Villa Carlshagen, also known as Villa Karlshagen, is a protected monument at Olympischer Weg 1 in Potsdam, Germany. The villa is located directly on the Templiner See. It is named in honor of its former owner, the Berlin banker Carl Hagen. It is a residential building designed by the architect Friedrich Wilhelm Göhre in the Neoclassical style.

==Previous building==
In the 1800s, the Berlin freight forwarder Moreau Ballette purchased a plot of land on the Templiner See owned by the Potsdam merchant Meyer Isaac Cohn. The property stretched from what was then Louisenstraße (now Zeppelinstraße) to the shores of the Templiner See. In 1870, Ballette had a small tower villa built on the property, constructed by the Potsdam bricklayer Otto Held. In 1875, Ballette enlarged the property by purchasing more land from Westend-Potsdam-Baubank-AG, which had collapsed in the wake of the Panic of 1873. Otto Held lived in the house from 1889 to 1899.

==History==
The property was purchased by the Berlin banker Carl Levy in 1900. In 1906, Carl Hagen changed his name to Carl Levy.
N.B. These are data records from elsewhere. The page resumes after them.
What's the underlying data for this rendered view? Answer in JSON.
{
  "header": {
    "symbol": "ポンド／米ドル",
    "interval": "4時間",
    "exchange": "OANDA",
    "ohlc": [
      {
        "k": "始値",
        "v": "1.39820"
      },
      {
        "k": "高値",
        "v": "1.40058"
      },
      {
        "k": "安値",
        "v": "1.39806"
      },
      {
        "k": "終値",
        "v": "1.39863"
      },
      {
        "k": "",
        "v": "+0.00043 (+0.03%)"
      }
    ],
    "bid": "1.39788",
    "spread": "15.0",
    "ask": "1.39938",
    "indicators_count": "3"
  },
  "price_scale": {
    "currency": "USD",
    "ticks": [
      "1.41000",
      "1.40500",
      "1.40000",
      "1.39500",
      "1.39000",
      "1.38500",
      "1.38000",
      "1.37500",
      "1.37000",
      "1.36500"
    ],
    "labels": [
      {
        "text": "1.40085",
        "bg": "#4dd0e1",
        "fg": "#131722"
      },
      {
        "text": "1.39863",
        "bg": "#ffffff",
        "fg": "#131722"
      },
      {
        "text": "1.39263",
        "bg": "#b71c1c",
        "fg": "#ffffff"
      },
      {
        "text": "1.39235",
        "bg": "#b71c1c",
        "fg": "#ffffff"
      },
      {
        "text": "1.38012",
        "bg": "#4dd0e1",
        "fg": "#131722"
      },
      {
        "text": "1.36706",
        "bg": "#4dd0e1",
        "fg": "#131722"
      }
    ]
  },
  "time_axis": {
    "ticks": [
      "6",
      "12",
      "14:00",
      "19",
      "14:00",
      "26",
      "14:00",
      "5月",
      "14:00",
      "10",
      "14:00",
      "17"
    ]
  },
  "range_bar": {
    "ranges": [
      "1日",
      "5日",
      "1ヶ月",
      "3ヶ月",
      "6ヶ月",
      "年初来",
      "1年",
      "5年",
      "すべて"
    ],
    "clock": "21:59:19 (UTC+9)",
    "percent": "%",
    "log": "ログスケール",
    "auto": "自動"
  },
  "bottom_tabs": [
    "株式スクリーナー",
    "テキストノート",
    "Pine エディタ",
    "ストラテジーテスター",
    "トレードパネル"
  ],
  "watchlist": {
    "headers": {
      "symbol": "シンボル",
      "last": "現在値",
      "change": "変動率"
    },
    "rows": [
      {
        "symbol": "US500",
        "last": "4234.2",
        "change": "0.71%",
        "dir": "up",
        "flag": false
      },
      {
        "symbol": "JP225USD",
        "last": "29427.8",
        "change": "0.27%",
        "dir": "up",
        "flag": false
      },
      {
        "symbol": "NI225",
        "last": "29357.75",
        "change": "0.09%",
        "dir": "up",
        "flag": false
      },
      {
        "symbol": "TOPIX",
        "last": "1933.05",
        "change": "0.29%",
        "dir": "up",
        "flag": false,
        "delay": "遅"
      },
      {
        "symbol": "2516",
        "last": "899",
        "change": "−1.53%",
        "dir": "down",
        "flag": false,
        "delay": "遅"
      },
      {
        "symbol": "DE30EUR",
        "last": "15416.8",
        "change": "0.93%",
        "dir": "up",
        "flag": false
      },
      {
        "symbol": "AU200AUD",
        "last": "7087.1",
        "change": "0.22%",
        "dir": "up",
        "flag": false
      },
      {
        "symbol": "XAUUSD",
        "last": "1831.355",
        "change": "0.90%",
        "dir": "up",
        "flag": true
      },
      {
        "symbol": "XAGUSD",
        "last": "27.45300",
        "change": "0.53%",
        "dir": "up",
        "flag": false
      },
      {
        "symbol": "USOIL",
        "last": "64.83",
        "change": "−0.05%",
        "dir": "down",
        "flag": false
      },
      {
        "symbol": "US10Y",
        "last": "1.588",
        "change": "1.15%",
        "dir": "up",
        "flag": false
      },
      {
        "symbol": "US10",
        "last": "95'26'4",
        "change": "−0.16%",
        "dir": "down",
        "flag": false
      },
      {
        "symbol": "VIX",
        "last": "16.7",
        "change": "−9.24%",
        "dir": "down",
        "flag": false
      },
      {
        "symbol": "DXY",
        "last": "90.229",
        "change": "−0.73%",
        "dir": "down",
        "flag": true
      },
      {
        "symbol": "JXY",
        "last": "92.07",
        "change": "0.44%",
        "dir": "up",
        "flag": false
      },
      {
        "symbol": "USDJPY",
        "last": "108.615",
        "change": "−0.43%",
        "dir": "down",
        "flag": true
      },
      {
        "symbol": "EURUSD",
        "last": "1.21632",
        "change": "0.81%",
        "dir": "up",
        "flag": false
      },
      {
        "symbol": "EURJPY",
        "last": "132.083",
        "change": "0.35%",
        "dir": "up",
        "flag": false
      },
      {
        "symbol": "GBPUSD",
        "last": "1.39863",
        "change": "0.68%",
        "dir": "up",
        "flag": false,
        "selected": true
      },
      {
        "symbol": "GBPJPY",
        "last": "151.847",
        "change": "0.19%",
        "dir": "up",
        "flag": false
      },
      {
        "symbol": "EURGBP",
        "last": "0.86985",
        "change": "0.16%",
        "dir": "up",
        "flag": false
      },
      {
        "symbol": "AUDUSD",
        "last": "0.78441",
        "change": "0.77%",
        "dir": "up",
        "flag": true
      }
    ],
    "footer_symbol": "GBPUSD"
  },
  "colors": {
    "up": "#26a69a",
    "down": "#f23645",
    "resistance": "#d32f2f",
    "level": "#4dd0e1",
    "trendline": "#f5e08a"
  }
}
In 1909/1910, Hagen had the villa constructed as the Hagen family's primary summer residence. Hagen was the father of the banker Hermann Carl Hagen who was murdered at Sachsenhausen concentration camp and grandfather of the writer and Holocaust survivor Hans Oliva-Hagen. His great-granddaughter and great-great-granddaughter are the singer Nina Hagen and actress Cosma Shiva Hagen. Carl Hagen died in 1938 at age 81. The Hagen family used the villa until 1938, when the Nazi regime forced the Hagen family to sell the villa and surrounding 65,000 square meters of land to the city of Potsdam.

During the era of the German Democratic Republic (East Germany), the villa was used as the location of a radiology clinic. After 1990, the villa stood empty for several years and had fallen into a state of disrepair. In 1995, the building was designed as a protected monument.

Since 2019, the HMU Health and Medical University's Potsdam campus has maintained a study location at Villa Carlshagen.